Casting Stones

“Zento… about your son… I’m sorry,” Zemi intoned with a sound that was almost true regret.

“You apologize like it’s your fault,” the winged man lifted his head, his eyes remaining distant upon the horizon. From the moment he received word from SaRa of what had happened in Nefol, he endured the sharp pang of a father’s concern for a son in grave danger.

“In a roundabout way, you could say it was,” Zemi picked at a loose stone on the rock outcropping.

“Hey,” Zento’s head lifted. “What did I tell you about blaming yourself? Things just happen sometimes.”

“Well, if I had never–”

“Zemi,” the winged man interrupted quickly. “Unless I’ve sorely overestimated you, or you’ve got a few tricks up your sleeve I don’t know about, there was no way even you could have seen things leading to this.”

“This is true,” the Dreigiau nodded somberly. “I still can’t help but feel like there was more I could have done to stop it. And especially to stop him.”

“Him?” Zento frowned. “You mean TsuYa?”

“No, I mean the one who is forcing TsuYa to do these things,” the Dreigiau answered, picking his words slowly. “Your boy is not acting of his own will, Zento. He’s not the driving force behind this.”

“Then,” astonishment grew in his voice, “Who is?”

“You know how I’ve told you there are many more of my kind back where I came from?” an eyebrow arched.

“Yeah,” the winged man answered with a similar eyebrow arch. “But most of them don’t give a rhawn’s nether-side about us. I remember.”

“Well,” the Arweinydd leaned back for a moment. “That’s not the case anymore.”

Zento’s eyes widened, “What are you saying? That we’re up against another Arweinydd?”

“In not so many words, yes.”

Zento choked, “But…”

“Why?” Zemi finished the question for him curtly. “Not sure. Probably because he’s jealous.”

“Do you know him?”

The Dreigiau lowered his face, his voice heavy, “I named as my brother Arweinydd a long time ago. He calls himself Zerom.”
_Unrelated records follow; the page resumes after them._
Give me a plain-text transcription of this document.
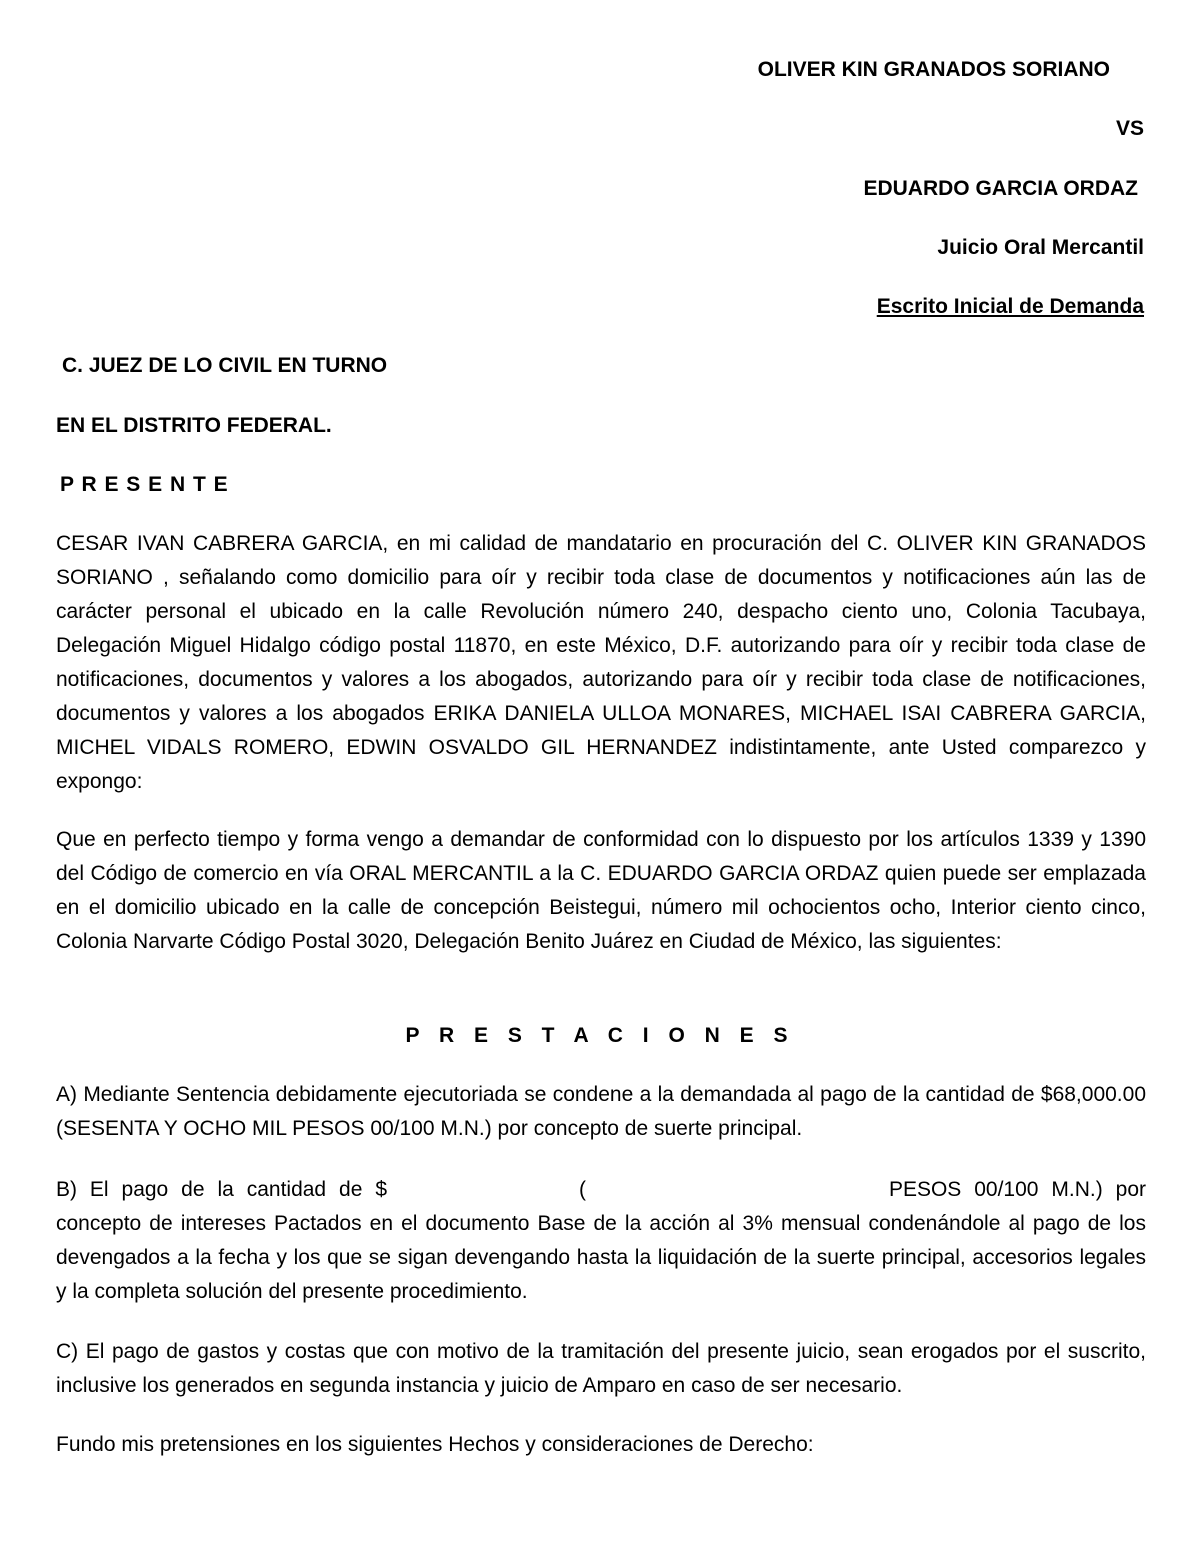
OLIVER KIN GRANADOS SORIANO
VS
EDUARDO GARCIA ORDAZ
Juicio Oral Mercantil
Escrito Inicial de Demanda
C. JUEZ DE LO CIVIL EN TURNO
EN EL DISTRITO FEDERAL.
P R E S E N T E
CESAR IVAN CABRERA GARCIA, en mi calidad de mandatario en procuración del C. OLIVER KIN GRANADOS SORIANO , señalando como domicilio para oír y recibir toda clase de documentos y notificaciones aún las de carácter personal el ubicado en la calle Revolución número 240, despacho ciento uno, Colonia Tacubaya, Delegación Miguel Hidalgo código postal 11870, en este México, D.F. autorizando para oír y recibir toda clase de notificaciones, documentos y valores a los abogados, autorizando para oír y recibir toda clase de notificaciones, documentos y valores a los abogados ERIKA DANIELA ULLOA MONARES, MICHAEL ISAI CABRERA GARCIA, MICHEL VIDALS ROMERO, EDWIN OSVALDO GIL HERNANDEZ indistintamente, ante Usted comparezco y expongo:
Que en perfecto tiempo y forma vengo a demandar de conformidad con lo dispuesto por los artículos 1339 y 1390 del Código de comercio en vía ORAL MERCANTIL a la C. EDUARDO GARCIA ORDAZ quien puede ser emplazada en el domicilio ubicado en la calle de concepción Beistegui, número mil ochocientos ocho, Interior ciento cinco, Colonia Narvarte Código Postal 3020, Delegación Benito Juárez en Ciudad de México, las siguientes:
P R E S T A C I O N E S
A) Mediante Sentencia debidamente ejecutoriada se condene a la demandada al pago de la cantidad de $68,000.00 (SESENTA Y OCHO MIL PESOS 00/100 M.N.) por concepto de suerte principal.
B) El pago de la cantidad de $	(	PESOS 00/100 M.N.) por concepto de intereses Pactados en el documento Base de la acción al 3% mensual condenándole al pago de los devengados a la fecha y los que se sigan devengando hasta la liquidación de la suerte principal, accesorios legales y la completa solución del presente procedimiento.
C) El pago de gastos y costas que con motivo de la tramitación del presente juicio, sean erogados por el suscrito, inclusive los generados en segunda instancia y juicio de Amparo en caso de ser necesario.
Fundo mis pretensiones en los siguientes Hechos y consideraciones de Derecho:
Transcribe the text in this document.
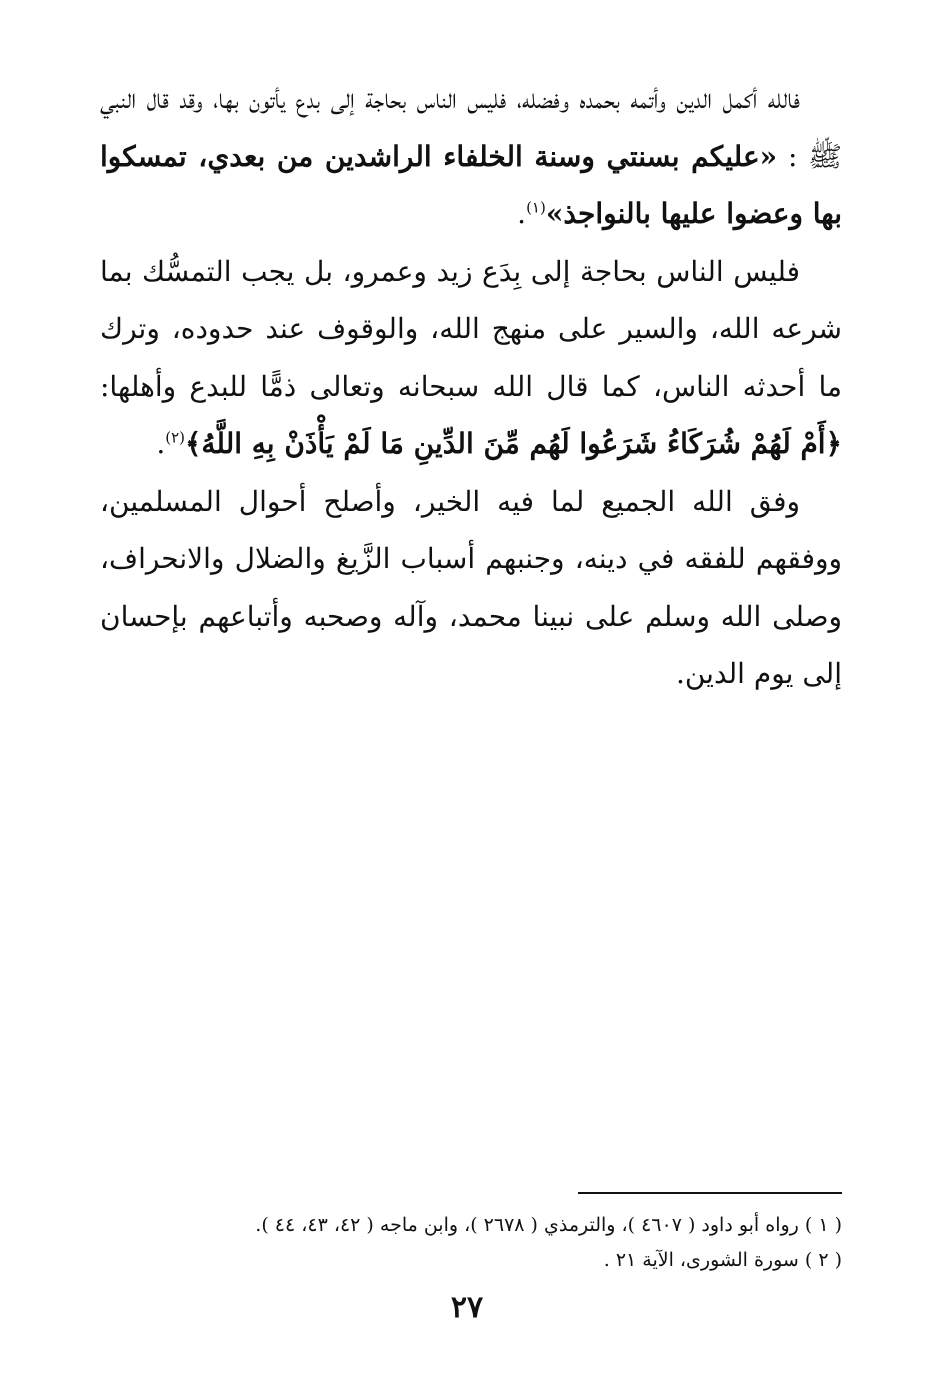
فالله أكمل الدين وأتمه بحمده وفضله، فليس الناس بحاجة إلى بدع يأتون بها، وقد قال النبي ﷺ : «عليكم بسنتي وسنة الخلفاء الراشدين من بعدي، تمسكوا بها وعضوا عليها بالنواجذ»$^{(١)}$.

فليس الناس بحاجة إلى بِدَع زيد وعمرو، بل يجب التمسُّك بما شرعه الله، والسير على منهج الله، والوقوف عند حدوده، وترك ما أحدثه الناس، كما قال الله سبحانه وتعالى ذمًّا للبدع وأهلها: ﴿أَمْ لَهُمْ شُرَكَاءُ شَرَعُوا لَهُم مِّنَ الدِّينِ مَا لَمْ يَأْذَنْ بِهِ اللَّهُ﴾$^{(٢)}$.

وفق الله الجميع لما فيه الخير، وأصلح أحوال المسلمين، ووفقهم للفقه في دينه، وجنبهم أسباب الزَّيغ والضلال والانحراف، وصلى الله وسلم على نبينا محمد، وآله وصحبه وأتباعهم بإحسان إلى يوم الدين.

( ١ ) رواه أبو داود ( ٤٦٠٧ )، والترمذي ( ٢٦٧٨ )، وابن ماجه ( ٤٢، ٤٣، ٤٤ ).
( ٢ ) سورة الشورى، الآية ٢١ .
٢٧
Zento’s eyes widened even more.

“Zerom probably finds it amusing to turn brothers against each other for his fight against his own brother. Seeing that your boys were the most influential powers in the School that I created, the School that he loathes, it was ironically convenient,” a fanged scowl broke over Zemi’s face. “He knew it would hurt me to see the children of my Champion set against each other.”

“He doesn’t like the School? Why?”

“Because Arweinydd believe we should not get involved with the Earthians,” he answered slowly, “The fact that I do makes me the odd one out. And the fact that I continue to gain power through my Earthian connections makes the Others terribly uncomfortable.”

Zento was quiet before he took a conversational detour, “AsaHi asked me today why you took such an interest in our people. I didn’t know how to answer her, to be honest.”

Zemi arched an eyebrow, “Hrum?”

“I don’t want to think everything we’ve done is all just about power,” the champion murmured quietly.

“ZenToYa, I am not my brother,” the Arweinydd’s voice cracked slightly. “You should know that by now.”

The winged man glanced over in silence, giving the Dreigiau a prodding look.

“I admit,” Zemi leaned back thoughtfully, “Maybe in the very early days, power was a strong persuasive factor. But that was before I understood Earthians and their compassion. Two children that wandered into my cave to take shelter from a snowstorm… they taught me all about that.”

“Hrmmm?” Zento’s eyebrow rose slowly.

“Strange isn’t it, how the students often teach their Master?”

“Yes, yes it is,” the winged man gave a hint of a smile.

“Still, the Arweinydd are wrong to think that the Earthians have nothing to show us,” Zemi’s grin widened. “Wisdom comes from an open mind… because even the smallest of people have so much to give to this world.”

“You mean AsaHi when you say that,” Zento approached the topic carefully.

The Arweinydd fell silent.

“She’s figured it out, you know.”

“She’s clever. I knew she’d put it together for herself,” Zemi finally nodded.

“Why didn’t you just tell her?”

“That would steal her control when she already feels small enough as it is,” Zemi frowned and rubbed the back of his neck. “For me to waltz up to her and say, ‘Oh, by the way, I’m Zemi Dreigiau!’ wouldn’t really have gone over well. This way, she can feel accomplished in something over me.”

Zento chuckled, “So that’s what it’s all about?”

“I’d rather she approach me in anger than fear.”

“I don’t know. Earthian girls are notorious for their tough tempers,” Zento’s eyebrows arched.

“I think I can handle it,” Zemi gave a broad grin.

“We’ll see about that,” Zento gave a slight grin in return. A grin that faded as the Dreigiau’s chuckle trailed off into a soft growl.

Zento shifted at the sound, his eyes turning back to the horizon. There, he could see the outline of two riders racing desperately towards the gates of the city. Just behind them, a storm of darkness swelled across the sky.